(Washington, D.C.) — The Turkish Democracy Project (TDP) has called on American global food corporation Cargill to urgently review its business dealings and investments with Turkish companies and government bodies due to a serious and increasing risk of systemic corruption.
In Fall 2021, TDP initiated a campaign investigating international companies with links to corrupt Turkish firms and dubious government sponsored projects. TDP’s research has found that Cargill plays a significant role in the Turkish food industry.
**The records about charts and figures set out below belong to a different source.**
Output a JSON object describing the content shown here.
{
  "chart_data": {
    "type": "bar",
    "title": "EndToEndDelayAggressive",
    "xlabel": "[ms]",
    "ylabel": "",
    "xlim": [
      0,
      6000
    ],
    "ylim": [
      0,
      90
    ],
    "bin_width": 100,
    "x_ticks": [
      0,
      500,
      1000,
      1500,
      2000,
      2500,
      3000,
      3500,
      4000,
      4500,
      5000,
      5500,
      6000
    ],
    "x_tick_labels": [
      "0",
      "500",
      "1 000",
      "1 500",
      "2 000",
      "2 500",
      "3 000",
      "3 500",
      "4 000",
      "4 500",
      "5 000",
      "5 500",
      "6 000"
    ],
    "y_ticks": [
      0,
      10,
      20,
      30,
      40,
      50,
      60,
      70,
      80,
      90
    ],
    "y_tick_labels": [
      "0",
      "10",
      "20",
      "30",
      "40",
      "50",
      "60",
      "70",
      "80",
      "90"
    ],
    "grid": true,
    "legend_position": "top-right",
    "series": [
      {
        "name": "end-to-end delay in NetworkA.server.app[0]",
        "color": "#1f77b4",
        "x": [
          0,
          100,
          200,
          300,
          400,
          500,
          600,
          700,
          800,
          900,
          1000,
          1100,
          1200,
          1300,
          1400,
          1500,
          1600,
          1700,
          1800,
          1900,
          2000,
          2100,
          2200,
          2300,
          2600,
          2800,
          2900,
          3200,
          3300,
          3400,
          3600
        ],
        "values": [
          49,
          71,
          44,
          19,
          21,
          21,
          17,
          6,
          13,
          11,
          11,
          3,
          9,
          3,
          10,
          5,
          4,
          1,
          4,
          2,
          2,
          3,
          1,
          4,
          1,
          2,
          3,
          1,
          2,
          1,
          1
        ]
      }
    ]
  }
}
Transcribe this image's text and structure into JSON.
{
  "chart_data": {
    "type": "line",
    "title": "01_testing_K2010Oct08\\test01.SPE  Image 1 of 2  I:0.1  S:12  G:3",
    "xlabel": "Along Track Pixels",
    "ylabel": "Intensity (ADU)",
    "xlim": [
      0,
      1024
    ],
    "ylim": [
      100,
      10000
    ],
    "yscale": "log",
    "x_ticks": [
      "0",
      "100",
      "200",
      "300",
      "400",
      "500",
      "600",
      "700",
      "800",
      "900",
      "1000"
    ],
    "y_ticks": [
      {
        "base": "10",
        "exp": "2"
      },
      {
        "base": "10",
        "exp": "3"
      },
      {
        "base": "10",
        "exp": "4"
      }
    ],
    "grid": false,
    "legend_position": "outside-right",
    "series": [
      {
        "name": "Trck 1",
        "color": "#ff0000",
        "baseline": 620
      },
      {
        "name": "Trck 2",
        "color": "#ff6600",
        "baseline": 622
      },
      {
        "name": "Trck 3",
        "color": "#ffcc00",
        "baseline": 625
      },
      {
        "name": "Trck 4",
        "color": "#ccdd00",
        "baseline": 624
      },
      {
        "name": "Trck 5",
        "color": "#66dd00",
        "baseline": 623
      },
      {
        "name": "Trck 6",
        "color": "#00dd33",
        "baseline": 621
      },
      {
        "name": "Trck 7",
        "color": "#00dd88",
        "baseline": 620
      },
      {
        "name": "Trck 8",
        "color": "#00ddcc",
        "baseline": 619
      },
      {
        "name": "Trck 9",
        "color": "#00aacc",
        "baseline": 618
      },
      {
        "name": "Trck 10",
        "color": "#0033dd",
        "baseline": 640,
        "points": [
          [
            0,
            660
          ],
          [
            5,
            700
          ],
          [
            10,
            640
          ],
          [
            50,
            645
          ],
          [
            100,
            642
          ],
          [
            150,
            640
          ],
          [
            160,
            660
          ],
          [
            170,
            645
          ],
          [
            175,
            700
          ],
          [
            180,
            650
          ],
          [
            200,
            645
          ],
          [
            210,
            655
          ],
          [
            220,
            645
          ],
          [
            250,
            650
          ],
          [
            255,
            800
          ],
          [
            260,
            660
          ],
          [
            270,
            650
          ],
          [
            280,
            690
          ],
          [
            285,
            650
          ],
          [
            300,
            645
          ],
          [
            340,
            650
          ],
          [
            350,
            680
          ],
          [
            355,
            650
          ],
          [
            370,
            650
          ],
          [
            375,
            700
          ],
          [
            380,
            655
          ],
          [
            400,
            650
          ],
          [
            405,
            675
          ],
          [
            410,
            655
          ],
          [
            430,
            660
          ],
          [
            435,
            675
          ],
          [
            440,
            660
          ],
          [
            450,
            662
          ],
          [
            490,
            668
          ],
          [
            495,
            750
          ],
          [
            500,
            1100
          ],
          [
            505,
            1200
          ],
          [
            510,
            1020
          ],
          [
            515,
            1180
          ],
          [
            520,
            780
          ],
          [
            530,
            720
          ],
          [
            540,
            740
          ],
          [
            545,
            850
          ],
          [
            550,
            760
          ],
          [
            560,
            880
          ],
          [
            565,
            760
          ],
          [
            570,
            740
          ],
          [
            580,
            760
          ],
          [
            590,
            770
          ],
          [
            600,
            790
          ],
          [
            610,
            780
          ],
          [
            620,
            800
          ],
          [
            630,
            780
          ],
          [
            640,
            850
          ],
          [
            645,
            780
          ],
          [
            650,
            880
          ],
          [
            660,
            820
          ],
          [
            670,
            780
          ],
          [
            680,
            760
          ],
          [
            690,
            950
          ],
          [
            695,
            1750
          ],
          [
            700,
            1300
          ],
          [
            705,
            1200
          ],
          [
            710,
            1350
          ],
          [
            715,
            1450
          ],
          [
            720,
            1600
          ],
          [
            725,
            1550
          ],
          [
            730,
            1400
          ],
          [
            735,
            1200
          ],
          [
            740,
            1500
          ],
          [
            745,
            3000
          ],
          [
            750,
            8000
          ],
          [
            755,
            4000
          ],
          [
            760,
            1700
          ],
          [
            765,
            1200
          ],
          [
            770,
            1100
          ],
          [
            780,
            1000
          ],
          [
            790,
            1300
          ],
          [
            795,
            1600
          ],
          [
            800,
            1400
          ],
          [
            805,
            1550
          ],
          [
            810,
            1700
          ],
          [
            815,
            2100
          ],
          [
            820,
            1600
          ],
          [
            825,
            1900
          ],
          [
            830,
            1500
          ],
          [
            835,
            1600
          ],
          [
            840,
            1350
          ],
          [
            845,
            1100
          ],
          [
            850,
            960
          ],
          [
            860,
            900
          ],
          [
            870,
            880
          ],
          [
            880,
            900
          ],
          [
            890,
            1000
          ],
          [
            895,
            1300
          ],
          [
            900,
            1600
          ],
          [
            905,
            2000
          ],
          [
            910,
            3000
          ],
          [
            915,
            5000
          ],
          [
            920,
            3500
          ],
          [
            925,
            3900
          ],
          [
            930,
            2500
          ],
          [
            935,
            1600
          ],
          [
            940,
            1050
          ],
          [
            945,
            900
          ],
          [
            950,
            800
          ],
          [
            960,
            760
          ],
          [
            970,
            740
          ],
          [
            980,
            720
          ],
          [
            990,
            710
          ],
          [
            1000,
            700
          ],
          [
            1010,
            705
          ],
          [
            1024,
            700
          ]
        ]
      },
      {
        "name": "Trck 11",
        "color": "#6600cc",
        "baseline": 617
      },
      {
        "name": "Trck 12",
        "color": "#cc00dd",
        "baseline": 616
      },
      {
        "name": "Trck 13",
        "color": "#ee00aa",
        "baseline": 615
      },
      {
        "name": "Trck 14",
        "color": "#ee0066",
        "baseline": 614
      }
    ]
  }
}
Since President Erdogan’s rise to power, Turkish democracy has undergone steady erosion, with almost no branch of government nor sector of the economy remaining free from executive meddling. A group of oligarchs, dubbed by the media the “gang of five”, are routinely awarded billion-dollar public tenders in return for their unwavering support of the regime’s policies. This rigged tender process has enabled these companies to harvest enormous profits and even avoid bankruptcy, while also strengthening Erdogan’s grip over every aspect of Turkish society.
Having identified numerous risks to Cargill’s presence in Turkey, TDP sent a letter to Cargill’s Board Chair and CEO David MacLennan on April 18, 2022. Cargill responded only by citing its commitment to “conducting business with integrity” and operating responsibly in Turkey.
In response, Ambassador Mark Wallace, CEO of the Turkish Democracy Project, said:
“Cargill has a stated commitment to upholding ethical standards in its business operations in Turkey. While Cargill is an important trader in vital foodstuffs, that trade serves to primarily economically benefit those that entrench Erdogan’s kleptocratic and authoritarian government in power to the detriment of the Turkish people. The systematic corruption fostered by Erdogan’s government defrauds the Turkish people, endangers the country’s economy and ultimately funds the further oppression of Turks.”